Fu il presidente Ronald Reagan a coniare l’efficace formula che additava l’Unione sovietica nelle ultime battute della Guerra Fredda. Dalla caduta del comunismo, l’impero del male sembrava un concetto politico sepolto per sempre. Curiosamente oggisembra risorgere ma dall’altra parte dell’Atlantico, dove il nuovo presidente Donald Trump sta mettendo insieme uno dei più raccapriccianti record di bestialità, dal muro contro il Messico al bando contro gli immigrati a quant’altro annunciato del suo dissennato progetto politico. Ma mentre il mondo intero tiene Trump a debita distanza o attende con prudenza di capire meglio il suo gioco, c’è invece un paese che gli va incontro a braccia aperte e si dichiara pronto ad avviare con lui una santa alleanza: il Regno Unito di Theresa May.

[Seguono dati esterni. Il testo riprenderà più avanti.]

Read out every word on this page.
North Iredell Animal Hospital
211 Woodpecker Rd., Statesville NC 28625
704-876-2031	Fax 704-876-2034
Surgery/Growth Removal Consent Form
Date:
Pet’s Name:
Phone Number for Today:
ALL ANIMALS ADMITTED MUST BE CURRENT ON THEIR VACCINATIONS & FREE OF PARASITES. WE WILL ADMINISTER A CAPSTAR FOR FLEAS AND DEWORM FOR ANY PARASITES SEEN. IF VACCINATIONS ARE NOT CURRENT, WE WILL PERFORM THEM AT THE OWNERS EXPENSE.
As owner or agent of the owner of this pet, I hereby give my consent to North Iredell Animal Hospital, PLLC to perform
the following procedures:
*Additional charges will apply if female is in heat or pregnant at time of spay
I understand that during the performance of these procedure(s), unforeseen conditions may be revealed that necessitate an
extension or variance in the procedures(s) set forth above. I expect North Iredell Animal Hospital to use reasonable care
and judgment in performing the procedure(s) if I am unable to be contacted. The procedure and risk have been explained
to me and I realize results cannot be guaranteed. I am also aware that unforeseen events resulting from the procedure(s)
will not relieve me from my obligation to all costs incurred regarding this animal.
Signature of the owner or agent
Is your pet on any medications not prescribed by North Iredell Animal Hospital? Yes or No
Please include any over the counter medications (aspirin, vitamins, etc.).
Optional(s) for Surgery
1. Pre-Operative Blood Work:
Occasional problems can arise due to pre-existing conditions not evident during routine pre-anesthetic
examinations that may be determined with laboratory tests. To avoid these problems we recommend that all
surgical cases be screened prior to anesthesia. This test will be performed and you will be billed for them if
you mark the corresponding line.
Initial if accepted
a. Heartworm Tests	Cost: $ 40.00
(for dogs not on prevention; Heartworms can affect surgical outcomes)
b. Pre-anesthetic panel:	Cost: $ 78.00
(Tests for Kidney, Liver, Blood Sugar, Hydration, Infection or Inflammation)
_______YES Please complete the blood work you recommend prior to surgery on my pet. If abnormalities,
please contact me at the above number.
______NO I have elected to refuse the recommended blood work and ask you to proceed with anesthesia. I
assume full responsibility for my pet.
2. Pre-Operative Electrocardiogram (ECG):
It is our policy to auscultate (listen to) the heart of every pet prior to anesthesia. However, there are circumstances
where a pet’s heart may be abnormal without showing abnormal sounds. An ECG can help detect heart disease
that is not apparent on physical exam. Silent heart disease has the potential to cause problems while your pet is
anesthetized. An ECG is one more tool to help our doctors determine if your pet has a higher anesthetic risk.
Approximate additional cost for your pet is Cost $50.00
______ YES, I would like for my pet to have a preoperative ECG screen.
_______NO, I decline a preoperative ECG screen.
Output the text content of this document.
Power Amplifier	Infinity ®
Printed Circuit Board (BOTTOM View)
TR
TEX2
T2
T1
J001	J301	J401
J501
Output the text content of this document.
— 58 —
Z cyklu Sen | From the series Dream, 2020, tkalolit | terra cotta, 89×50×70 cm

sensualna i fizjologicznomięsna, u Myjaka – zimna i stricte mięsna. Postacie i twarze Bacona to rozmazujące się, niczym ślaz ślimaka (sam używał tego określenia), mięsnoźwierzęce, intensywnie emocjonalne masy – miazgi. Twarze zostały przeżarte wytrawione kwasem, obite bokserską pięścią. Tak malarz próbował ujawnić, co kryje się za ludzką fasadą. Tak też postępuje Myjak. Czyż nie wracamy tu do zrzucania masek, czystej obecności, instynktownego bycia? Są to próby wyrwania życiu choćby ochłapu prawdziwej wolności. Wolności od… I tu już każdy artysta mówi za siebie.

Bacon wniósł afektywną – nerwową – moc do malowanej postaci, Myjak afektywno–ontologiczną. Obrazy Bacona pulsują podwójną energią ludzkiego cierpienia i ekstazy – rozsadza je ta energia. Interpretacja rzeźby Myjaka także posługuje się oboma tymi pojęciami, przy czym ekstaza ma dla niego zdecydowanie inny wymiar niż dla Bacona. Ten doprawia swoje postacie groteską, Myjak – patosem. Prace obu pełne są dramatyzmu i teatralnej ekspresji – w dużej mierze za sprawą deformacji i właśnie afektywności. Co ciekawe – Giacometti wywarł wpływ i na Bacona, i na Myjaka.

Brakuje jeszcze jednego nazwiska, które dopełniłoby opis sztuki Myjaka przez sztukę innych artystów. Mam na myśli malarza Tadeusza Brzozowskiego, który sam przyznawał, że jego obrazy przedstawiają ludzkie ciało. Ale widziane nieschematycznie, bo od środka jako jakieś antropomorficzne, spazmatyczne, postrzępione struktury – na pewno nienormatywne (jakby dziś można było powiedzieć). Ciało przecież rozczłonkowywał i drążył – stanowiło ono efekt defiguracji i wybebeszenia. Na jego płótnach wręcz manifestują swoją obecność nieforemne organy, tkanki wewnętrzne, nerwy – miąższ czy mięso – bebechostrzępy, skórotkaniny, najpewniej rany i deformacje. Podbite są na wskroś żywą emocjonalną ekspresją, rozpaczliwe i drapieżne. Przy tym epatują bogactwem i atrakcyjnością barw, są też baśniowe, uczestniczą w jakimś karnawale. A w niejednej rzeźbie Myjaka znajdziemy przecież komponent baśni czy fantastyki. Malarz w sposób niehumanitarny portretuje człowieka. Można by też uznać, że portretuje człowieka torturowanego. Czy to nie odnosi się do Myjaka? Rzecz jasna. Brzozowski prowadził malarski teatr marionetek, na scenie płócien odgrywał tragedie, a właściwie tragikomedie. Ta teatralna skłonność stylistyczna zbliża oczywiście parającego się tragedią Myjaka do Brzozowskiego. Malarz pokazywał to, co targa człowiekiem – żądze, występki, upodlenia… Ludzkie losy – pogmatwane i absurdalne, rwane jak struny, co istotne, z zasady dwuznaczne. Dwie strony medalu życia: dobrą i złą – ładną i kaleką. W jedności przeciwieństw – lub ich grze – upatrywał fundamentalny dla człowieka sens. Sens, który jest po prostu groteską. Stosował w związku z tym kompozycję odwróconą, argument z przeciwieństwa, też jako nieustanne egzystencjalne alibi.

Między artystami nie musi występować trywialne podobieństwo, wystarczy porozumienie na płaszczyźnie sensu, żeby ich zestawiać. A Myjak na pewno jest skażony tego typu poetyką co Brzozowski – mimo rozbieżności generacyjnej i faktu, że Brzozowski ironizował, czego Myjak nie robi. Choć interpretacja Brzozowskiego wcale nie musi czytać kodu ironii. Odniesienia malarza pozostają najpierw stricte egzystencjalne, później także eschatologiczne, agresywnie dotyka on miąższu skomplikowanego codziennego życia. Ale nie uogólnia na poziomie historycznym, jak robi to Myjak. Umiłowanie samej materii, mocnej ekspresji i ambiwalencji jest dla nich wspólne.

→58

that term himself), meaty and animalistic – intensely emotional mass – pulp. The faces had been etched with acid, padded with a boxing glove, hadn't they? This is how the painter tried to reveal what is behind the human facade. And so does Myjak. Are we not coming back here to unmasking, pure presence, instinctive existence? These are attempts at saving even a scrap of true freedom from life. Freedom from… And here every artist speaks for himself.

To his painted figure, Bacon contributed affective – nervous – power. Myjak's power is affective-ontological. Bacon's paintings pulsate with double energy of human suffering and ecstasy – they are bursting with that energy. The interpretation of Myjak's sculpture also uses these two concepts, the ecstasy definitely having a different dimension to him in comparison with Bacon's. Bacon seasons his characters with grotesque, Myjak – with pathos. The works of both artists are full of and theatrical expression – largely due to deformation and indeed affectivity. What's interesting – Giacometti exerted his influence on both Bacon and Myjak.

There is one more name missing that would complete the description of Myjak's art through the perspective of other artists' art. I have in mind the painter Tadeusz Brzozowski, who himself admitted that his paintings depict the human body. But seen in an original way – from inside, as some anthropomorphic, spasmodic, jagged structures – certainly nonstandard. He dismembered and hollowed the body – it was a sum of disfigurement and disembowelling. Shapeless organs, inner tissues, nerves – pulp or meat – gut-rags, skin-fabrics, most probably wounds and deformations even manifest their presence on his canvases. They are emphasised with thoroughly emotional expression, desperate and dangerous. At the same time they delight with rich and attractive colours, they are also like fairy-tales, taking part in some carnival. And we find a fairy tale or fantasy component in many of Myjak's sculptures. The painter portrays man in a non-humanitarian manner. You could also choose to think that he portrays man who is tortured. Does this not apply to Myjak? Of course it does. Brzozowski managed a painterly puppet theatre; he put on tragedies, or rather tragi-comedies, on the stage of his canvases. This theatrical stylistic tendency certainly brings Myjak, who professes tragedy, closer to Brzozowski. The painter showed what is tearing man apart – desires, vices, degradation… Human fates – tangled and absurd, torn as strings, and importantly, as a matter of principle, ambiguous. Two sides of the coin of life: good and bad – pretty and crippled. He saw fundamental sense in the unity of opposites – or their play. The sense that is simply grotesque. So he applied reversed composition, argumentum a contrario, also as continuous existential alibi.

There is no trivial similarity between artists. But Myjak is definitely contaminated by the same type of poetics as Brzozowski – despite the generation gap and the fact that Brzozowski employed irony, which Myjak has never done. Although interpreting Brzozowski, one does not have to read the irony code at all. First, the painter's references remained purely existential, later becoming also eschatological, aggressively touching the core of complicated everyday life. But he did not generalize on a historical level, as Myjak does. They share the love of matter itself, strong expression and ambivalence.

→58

La premier britannica è così fedele al suo compare populista transatlantico che ha addirittura esitato a condannare le nuove leggi anti-immigrazione varate dal presidente americano, anche se discriminano cittadini britannici e si espone senza battere ciglio alla protesta di un milione e mezzo di elettori che hanno firmato l’appello per l’annullamento della visita del presidente americano. È allarmante che il Regno Unito cerchi proprio nell’impresentabile Trump un alleato per il dopo-Brexit. Con questo passo Theresa May esprime in modo netto quali sono i valori in cui crede il suo governo. Non una società di diritti, di rispetto, di uguaglianza, di accoglienza, di integrazione, di tutela dell’ambiente, di assistenza sociale ma una società dove vince il più forte e i suoi interessi economici, contro lo stato di diritto, contro i deboli, contro gli omosessuali, contro le donne, contro l’ambiente, addirittura contro i valori fondamentali delle nostre democrazie. Se ce ne fosse ancora bisogno, questo rivela quanta poca etica sia rimasta nella classe dirigente britannica. E allora viene davvero da chiedersi in che cosa hanno creduto gli inglesi durante tutti gli anni in cui sono stati membri dell’Unione europea, qual era la visione che avevano di sé e dell’Europa e in fin dei conti come sia possibile che una nazione intera approdi così bruscamente a tanto cinismo, a tanta indifferenza per i principi che sono alla base del vivere civile da lasciare la civile Unione europea per buttarsi nelle braccia di un avventuriero come Trump.
In realtà il nuovo trumpismo transatlantico non è nulla di nuovo, anzi nel suo dirompente approccio perfeziona il concetto thatcheriano del “there is no such thing as society”. Fu proprio l’alleanza Thatcher-Reagan che distrusse assieme al solidarismo laburista lo stato sociale britannico portando poi il capitalismo mondiale alle deriva della crisi finanziaria e all’esplosione dell’economia senza lavoro in cui oggi stiamo affondando. Da allora il Regno Unito ha perso quasi tutta la propria produzione industriale nazionale e si è convertito in un’economia di servizi che di fatto prospera sulla speculazione finanziaria. Ha attirato sul suo suolo le industrie di paesi extra-europei per offrire loro una piattaforma da cui raggiungere il nostro mercato interno, si è fatto paradiso fiscale e rifugio di capitali spesso dalle dubbie origini, ha stretto alleanze economiche con paesi dai tristi primati di oppressione delle minoranze e spregio dei diritti dell’uomo, addirittura sospettati di finanziare il terrorismo, come l’Arabia Saudita. Con l’alleanza Blair-Bush ha poi scatenato la guerra in Iraq con tutte le conseguenze che conosciamo, come terrorismo e immigrazione di cui l’Unione europea sta pagando il prezzo più caro.
Oggi Theresa May torna dunque alla tradizione britannica di alleanze che sono di fatto anti-europee e in politica internazionale adotta uno stile che ha più della pirateria che della diplomazia. Siamo avvisati. Nei negoziati del Brexit non avremo davanti un interlocutore ma un nemico.